Tight-Caterpillar-25 t1_j914jff wrote
Reply to comment by joxeloj in Psychedelics activate the same receptors as serotonin, so why aren't we always tripping? Psychedelics may cause neuronal plasticity and relieve depression by activating intracellular serotonin receptors that serotonin itself cannot, suggests a new study. by rjmsci
MDMA is both a serotonin releasing agent and a psychedelic off the top of my mind.
joxeloj t1_j91oxkx wrote
Have you ever done any of these drugs? Metabolic conversion to MDA (which has some 5-HT2A agonist properties) can create some extremely minor psychedelic effects towards the end of the roll as serotonin levels fall but it's not in the same ballpark as any legitimate psychedelic. There's a reason the empathogen/enactogen classification was created.
Tight-Caterpillar-25 t1_j9229il wrote
So it’s a serotonin releasing agent that has psychedelic effects?
joxeloj t1_j926kd1 wrote
MDA has mild psychedelic effects, because it has some agonist activity at 5-HT2A receptors. If you take enough MDMA occasionally those effects can bleed through towards the tail end of the roll. Very mild visuals at most. Related drugs like 5-MAPB are pure empathogens without psychedelic effects. Methamphetamine at high doses has empathogen effects without psychedelic effects as well. Serotonin release does not induce psychedelic effects. Phenethylamine 5-HT2A agonists can.

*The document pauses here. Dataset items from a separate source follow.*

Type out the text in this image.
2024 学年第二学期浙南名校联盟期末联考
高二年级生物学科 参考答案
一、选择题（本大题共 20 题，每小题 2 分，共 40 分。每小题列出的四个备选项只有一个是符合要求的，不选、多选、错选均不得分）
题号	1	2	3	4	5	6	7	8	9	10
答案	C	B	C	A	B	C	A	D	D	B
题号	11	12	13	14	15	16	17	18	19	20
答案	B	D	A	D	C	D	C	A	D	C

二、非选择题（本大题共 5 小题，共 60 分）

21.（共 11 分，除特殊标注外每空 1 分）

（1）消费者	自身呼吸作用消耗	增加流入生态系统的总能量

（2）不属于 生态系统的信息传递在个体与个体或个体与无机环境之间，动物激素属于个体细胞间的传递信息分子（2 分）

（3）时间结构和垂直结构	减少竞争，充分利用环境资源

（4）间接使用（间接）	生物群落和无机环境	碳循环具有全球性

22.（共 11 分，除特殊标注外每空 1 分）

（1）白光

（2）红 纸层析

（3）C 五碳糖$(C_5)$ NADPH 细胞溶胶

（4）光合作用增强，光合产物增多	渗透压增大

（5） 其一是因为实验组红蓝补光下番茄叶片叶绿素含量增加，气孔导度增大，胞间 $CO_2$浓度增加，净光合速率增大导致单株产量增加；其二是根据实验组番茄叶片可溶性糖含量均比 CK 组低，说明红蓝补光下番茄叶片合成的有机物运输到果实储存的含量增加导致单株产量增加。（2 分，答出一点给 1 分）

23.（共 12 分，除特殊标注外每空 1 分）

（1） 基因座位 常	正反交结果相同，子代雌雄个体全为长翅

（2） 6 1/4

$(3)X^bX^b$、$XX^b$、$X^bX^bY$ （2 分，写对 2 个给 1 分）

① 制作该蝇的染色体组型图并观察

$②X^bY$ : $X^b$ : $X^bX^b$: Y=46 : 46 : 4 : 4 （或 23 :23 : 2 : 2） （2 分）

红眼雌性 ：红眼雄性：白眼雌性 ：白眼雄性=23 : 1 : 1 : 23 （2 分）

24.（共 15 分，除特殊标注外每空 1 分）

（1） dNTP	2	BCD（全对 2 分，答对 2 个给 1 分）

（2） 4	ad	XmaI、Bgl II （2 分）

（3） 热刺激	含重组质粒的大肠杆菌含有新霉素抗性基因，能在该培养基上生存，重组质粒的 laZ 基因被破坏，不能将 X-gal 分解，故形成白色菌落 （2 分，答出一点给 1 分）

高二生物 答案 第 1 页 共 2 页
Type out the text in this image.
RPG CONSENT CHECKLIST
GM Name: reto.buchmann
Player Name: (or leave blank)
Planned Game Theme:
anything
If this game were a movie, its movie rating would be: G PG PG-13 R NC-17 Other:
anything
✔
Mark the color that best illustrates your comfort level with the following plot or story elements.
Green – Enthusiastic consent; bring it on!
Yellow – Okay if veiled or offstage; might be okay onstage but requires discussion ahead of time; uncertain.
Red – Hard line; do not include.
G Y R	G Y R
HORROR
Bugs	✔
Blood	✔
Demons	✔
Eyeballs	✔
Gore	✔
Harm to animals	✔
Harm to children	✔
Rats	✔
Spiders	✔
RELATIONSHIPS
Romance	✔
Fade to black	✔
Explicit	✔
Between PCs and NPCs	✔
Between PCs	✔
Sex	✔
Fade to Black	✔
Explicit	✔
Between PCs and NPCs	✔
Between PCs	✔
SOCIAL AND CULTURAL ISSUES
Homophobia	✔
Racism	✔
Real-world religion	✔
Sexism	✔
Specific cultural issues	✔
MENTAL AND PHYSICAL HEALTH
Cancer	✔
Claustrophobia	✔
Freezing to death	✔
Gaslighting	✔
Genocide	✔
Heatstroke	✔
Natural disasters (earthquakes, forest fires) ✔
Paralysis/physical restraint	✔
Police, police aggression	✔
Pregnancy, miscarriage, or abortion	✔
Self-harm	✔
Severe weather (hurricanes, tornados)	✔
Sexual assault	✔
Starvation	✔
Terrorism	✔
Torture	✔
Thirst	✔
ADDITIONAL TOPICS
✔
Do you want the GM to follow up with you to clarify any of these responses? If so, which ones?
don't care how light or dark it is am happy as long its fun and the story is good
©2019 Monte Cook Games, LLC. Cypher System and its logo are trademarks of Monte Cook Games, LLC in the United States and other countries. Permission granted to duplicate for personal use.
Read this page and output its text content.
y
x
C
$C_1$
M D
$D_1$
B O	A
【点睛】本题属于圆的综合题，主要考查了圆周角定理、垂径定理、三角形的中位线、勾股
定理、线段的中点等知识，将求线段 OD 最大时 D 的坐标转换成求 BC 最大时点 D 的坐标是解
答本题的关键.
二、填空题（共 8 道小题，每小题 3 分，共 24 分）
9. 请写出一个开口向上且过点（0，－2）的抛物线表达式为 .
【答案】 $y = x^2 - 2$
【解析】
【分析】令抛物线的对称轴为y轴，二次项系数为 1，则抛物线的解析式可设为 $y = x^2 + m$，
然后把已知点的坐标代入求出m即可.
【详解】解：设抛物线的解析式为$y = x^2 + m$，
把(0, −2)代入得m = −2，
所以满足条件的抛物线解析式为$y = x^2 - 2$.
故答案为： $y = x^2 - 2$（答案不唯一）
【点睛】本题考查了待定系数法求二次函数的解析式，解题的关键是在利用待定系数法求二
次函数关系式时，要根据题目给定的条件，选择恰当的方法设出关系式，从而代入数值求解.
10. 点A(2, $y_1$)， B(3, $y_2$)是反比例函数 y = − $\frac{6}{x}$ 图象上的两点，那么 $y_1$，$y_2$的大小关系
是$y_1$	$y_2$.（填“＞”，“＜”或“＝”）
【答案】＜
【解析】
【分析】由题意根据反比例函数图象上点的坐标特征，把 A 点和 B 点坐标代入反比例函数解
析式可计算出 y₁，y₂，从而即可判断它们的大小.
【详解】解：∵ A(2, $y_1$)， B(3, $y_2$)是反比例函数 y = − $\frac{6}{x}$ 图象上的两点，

Empathogenic effects arise from serotonin release and involve a sense of profound empathy for oneself and others, desire to socialize, anxiety reduction, euphoria, etc while remaining relatively cognitively intact and without meaningful changes in visual perception. These drugs are usually stimulating to some extent. Psychedelic effects arise from biased 5-HT2A agonism and involve vivid, colorful visual hallucinations composed of repeating patterns, loss of sense of self, thought loops, etc without implicit euphoria or anxiolytic effects and in many cases without stimulating effects. Very different experiences.